Homes have grown considerably more connected as a result of the Internet of Things leaving a lasting imprint on the market for consumer goods. As a result, you’ll have to keep a closer eye on the number and type of devices connected to your router. If your bandwidth is split between multiple computers, the family room and a dozen smart devices, then each member of the family is probably going to experience some slowdown.

You can get a better look at what’s connected to your Internet connection by opening your router’s management interface. Locate the DHCP Client table, which should give you a detailed readout of all the machines currently connected to your internet and how much activity they are demanding from your router. This information will make it easier to determine how many devices your network can support before internet speeds begin to suffer.

Adjust router settings and position to maximize your connection

If your high-speed internet connection is free of bandwidth hogs, there may be some configurations issues unique to the router that are causing the problem. Kim Komando recommended reviewing the router’s DNS settings and editing them with alternative DNS available online.

If all else fails, try moving the router closer to devices that utilize the most bandwidth. Reducing the distance may be the secret to boosting your connection.

Start uninstalling unfamiliar and unused programs

If performance problems are more closely related to your computer than your router, then you’ll have to take a slightly different approach to solving the problems.
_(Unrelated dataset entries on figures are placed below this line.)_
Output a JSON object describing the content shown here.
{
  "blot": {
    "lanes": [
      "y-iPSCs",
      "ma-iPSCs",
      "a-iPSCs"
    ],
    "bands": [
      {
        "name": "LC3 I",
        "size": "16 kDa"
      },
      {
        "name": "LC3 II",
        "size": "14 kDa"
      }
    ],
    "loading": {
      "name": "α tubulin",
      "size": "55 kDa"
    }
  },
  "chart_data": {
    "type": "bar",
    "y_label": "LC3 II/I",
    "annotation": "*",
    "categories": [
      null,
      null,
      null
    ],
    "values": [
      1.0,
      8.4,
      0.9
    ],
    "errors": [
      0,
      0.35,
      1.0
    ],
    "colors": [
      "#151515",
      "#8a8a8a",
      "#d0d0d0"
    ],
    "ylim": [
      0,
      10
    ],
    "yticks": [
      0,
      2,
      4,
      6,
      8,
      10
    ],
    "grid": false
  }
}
Start by opening your computer’s control panel and opening the uninstall screen. Scroll through the application list and look for strange or unfamiliar programs, especially ones putting excessive demands on your computer’s CPU.

Once your extraneous applications have been removed, you should consider opening up the system configuration window and disabling some of your PC’s startup programs as well. These applications are set to activate automatically anytime your computer is turned off and can lengthen the time it takes for your device to boot up to full speed.

Give your hard drive a vigorous sweep

Sometimes problems on your hard drive are the direct result of infections that begin on the Internet. That’s why PC Magazine emphasized that all computer users should adopt some sort of third-party malware sweeper loaded onto their computer. Such a program acts as your first line of defense against nefarious pieces of code and tricky trojan programs.

Several useful sweeper programs are available as online freeware, but be wary of pretenders and software developers without credentials. Make sure that any piece of malware prevention software you download is well vetted, and make sure to download the program from the developer’s dedicated homepage.

Make some moves with the task manager

Another place to identify and deactivate problematic programs is the task manager, said PC World. Accessing the process tabs will give you a peek at every application running on your computer and the amount of demand they are currently putting on your system. Suspicious, data-heavy programs are top priorities for ending, and doing so regularly could help address slowdown of your internet connection. At the very least, program information identified while looking at the task manager can help you decide to identify which shady programs to uninstall.